Animated bits and pieces of buildings and landscapes fly through the air. The world is changing. It breaks up, scatters and reassembles in unexpectedly new, yet uncannily familiar forms…Fragmentation can be philosophical, too. It can be systematic and not merely chaotic or accidental…Only when established forms are broken up are they susceptible to change. Woods, 2008, pp 31-32.

While examining the content of the exhibition of Hadid’s early painting and drawings at The Serpentine, I realised that her vision was not simply about beautiful buildings, but also visions of new cities and radically changing city and landscapes.

Coincidently, I visited Rome a year ago; a city renowned for its ancient social, political, cultural and architectural history. Without knowing the architect was Hadid, I walked around the outside of the Maxxi Museum late one evening.

Fig. 9 Maxxi Museum, Rome, 2009, Zara Hadid Architects

Fig. 10 Maxxi Museum, Rome, Design, 2009, Zaha Hadid

My Italian friends told me that the building is controversial; it certainly introduces a radically new form of architecture to the City.

I imagined that my visit to Rome would open-up many new perspectives and was keen to get a sense of at the scale and splendour of the ancient Roman sites – vast ruins exposing the foundations of the social and political history of modern Rome.

The Maxxi Museum revealed that there are contemporary architectural visionaries in Rome and that it is a city with the capacity (if not the capital) to build a powerful contemporary city of stunning, beauty and efficiency.
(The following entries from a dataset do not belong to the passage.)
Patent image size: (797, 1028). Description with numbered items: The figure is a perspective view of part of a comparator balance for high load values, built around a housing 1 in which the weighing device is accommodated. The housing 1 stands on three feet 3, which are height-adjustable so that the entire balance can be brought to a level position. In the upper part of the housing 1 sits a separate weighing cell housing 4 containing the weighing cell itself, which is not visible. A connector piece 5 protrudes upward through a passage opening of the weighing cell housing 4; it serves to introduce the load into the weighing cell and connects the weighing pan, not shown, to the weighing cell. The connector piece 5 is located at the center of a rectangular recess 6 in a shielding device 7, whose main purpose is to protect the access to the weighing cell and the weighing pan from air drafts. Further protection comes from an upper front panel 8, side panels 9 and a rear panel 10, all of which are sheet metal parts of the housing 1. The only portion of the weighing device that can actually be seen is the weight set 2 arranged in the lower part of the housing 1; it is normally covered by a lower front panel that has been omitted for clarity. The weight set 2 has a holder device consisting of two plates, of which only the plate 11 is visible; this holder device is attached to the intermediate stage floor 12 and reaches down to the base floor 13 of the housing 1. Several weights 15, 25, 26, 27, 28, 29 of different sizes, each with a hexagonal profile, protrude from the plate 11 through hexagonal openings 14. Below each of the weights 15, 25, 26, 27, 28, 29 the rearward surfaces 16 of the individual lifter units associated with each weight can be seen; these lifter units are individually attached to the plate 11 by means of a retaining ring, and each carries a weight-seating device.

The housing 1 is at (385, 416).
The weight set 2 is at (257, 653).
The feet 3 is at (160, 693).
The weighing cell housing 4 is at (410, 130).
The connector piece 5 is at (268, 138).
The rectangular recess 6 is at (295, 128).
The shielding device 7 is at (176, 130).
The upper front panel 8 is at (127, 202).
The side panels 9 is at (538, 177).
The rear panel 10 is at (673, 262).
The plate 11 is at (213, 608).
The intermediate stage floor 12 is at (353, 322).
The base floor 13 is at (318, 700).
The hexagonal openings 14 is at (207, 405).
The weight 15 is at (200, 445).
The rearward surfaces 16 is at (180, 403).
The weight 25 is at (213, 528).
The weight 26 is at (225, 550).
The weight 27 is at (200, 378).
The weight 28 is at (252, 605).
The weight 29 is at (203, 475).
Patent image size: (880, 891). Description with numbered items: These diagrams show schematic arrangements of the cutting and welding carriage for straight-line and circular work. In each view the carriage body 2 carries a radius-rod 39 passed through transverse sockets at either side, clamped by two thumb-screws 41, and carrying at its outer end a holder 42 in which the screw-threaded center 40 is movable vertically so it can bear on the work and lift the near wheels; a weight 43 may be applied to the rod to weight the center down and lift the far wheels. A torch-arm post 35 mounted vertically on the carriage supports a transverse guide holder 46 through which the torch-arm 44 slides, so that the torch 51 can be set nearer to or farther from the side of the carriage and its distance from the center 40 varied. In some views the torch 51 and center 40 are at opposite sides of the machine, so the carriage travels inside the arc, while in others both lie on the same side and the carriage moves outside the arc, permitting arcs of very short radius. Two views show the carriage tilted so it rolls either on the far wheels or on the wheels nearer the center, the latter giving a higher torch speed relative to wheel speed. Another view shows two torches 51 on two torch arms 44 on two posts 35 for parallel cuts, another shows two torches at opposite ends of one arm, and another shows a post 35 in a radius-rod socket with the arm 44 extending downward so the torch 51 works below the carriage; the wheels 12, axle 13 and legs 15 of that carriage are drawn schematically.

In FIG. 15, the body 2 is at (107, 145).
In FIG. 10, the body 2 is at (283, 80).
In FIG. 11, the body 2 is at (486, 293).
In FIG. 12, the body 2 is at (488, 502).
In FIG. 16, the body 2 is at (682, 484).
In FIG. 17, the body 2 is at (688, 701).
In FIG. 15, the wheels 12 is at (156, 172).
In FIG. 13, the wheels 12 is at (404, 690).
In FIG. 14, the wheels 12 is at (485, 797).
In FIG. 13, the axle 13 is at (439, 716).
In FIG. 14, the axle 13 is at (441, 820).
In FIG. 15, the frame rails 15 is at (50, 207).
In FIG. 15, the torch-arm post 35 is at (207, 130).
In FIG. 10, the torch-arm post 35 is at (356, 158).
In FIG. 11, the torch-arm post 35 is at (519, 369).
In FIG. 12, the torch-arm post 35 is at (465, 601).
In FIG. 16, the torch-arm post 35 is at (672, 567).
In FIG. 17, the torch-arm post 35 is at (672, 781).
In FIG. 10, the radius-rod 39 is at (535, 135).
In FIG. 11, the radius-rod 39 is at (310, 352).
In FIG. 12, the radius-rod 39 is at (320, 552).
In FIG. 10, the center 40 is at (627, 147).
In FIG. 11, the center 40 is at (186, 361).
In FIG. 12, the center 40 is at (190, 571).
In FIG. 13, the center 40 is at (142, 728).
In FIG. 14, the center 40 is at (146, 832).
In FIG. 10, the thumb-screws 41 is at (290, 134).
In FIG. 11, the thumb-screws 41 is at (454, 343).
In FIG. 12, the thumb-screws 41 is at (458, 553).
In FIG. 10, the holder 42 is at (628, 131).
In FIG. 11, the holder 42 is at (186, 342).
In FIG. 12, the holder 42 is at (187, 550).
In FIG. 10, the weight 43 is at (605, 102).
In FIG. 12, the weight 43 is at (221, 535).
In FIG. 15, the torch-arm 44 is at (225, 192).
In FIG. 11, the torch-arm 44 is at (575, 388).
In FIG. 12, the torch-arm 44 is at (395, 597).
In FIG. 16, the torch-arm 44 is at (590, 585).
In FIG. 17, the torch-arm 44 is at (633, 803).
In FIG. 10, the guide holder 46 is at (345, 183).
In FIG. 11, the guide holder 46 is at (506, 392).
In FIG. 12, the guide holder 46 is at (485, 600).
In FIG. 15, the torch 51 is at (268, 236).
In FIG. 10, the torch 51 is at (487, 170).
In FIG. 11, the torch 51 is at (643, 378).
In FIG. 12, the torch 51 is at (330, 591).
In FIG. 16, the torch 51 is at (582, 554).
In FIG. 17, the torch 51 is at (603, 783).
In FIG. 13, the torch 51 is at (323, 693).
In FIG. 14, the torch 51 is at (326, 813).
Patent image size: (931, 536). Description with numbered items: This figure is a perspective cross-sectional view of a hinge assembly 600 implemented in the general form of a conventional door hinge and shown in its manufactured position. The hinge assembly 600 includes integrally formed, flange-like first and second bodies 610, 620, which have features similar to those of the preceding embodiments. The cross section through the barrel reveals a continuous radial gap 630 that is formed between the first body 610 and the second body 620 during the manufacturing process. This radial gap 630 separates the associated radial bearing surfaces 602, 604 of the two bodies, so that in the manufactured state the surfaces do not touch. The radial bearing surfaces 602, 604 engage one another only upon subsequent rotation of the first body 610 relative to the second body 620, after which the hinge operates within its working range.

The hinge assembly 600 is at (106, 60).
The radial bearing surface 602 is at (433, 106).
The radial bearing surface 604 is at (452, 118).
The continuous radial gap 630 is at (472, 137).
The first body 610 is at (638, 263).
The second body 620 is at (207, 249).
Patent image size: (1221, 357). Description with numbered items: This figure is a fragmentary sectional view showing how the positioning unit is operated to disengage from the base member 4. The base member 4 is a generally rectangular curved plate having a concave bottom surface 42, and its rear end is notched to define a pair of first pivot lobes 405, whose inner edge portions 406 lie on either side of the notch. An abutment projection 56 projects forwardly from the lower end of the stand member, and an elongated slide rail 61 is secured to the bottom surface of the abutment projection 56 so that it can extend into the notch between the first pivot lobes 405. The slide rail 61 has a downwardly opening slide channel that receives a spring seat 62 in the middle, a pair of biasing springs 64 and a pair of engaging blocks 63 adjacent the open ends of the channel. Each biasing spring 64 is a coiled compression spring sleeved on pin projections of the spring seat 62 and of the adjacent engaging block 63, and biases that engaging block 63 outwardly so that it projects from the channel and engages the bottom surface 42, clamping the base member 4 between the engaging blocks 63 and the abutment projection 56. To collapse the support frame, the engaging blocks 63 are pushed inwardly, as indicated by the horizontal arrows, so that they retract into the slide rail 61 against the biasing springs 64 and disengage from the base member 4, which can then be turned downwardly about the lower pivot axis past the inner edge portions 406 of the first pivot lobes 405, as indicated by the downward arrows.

Woods (2008) also notes that the fragmentation evident in Hadid’s early paintings and drawings is inherently democratic involving choice. I felt dazed by amount of decision making evident in Hadid’s complex, large-scale drawings which consist of millions of tiny convoluted or stand alone choices; the outcomes of which contribute to her overarching – magnificently ambitious – vision of new worlds as seen in Figure 11.

Fig. 11 Changsha Meixihu International Culture Art Centre, acrylic on canvas, 1134 x 949 cm, 2017, Zaha-Hadid

As Hadid’s work evolves it appears to move away from a sense of fragmentary angles and channels shattering and slicing through space – a radical breaking away from – towards a sense of curvaceous fluidity. The sense of explosion moves from forms to events moving energetically and cohere at the level of vision.

Like the universe, Hadid’s drawings contain the promise of infinite expansion.

Upon reflection, what I have learnt from this exhibition which I will take forward into my current project is:

Drawing is a means of filtering and locating – e.g. filtering out habits, locating pockets of energy vying for expression.

Action: I intend to draw, analyse and make decisions before I paint my next series of abstracted images.